Ирина Кузяева - Лесовка (Завершено)
Ругаясь, он, сам не понимая того, сделал свое пребывание в лесу на время относительно безопасным. Лешие боялись человеческого сквернословия, как огня, временно теряли свою власть над объектом. Чем больше ругани, тем дальше и дольше удалялся Хозяин леса.
Недалеко от распластавшего на земле Константина на старом трухлявом пеньке, покрытым мхом, горделиво восседала кошка, кокетливо поджав под себя хвост. Как показалось Самойлову, она откровенно смеялась во всю пасть. Стало обидно.
- А ну, брысь! Кыш! Пшла! - Константин шикал на кошку и размахивал для устрашения руками.
Потом взял шишку и бросил. Попал в пенек, который развалился окончательно в труху, отчего котяра свалилась в траву и зашипела на обидчика. Самойлов, рыча, подражая собаке, так ему казалось, двинулся на животное. В результате чего оказался покусан и расцарапан. Минут через десять, отдыхая после драки, они гневно пялились друг на друга. Идиллию прервал телефонный звонок.
- Да...Где, где? В лесу все еще, - ответил Константин Жбанову, - я тут кота встретил, хотя скорее всего кошку, больно вредная и настырная, никак от нее отвязаться не могу, ходит за мной и все тут. Брысь кому говорю!...Почему не прогонять?...Да, чистая, откормленная и что с того?... Федор, ты гений, точно, раз такая холеная - значит, домашняя. Она сможет вывести меня к людям...Все, до связи, может твои волонтеры еще и не понадобятся...Нет, нет, я пошутил - ищите меня скорее. Отбой.

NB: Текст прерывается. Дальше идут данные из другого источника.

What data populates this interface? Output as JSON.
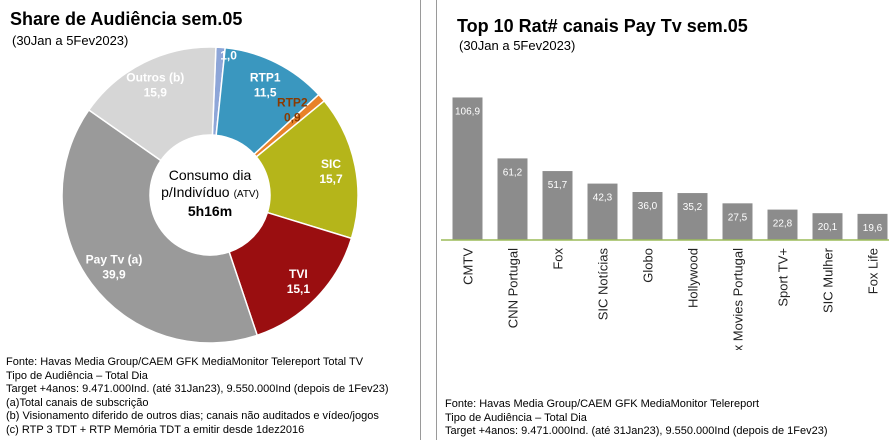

Ягодка забралась на остатки пенька и пристально разглядывала Самойлова, словно ученый в микроскоп неизученный вид микроорганизмов. Такое повышенное внимание к Костиной скромной персоне заставило его нервничать.
- Кис-кис! Я тебя не обижу, - Самойлов запнулся, вспоминая, как вел себя пару минут назад, - извини, я погорячился тогда, был не прав. Пойдем вместе прогуляемся по этому чудному месту.
Кошка таращилась большими песочными глазами на Константина, как на придурка, который отшиб последние жалкие крохи мозгов о твердый ствол дерева, и идти никуда не собиралась.
- Кис-кис, где ты живешь? Покажешь? - заискивал Константин, но кошка почему-то погрустнела и опустила морду, глядя на черные носочки своих лап.
Затем томно вздохнула и гордо, с видом персоны царских кровей, спрыгнула со своего возвышения. Самойлов проигнорировал полный печали взгляд и отправился следом, полагая, что идут они к спасительной цивилизации.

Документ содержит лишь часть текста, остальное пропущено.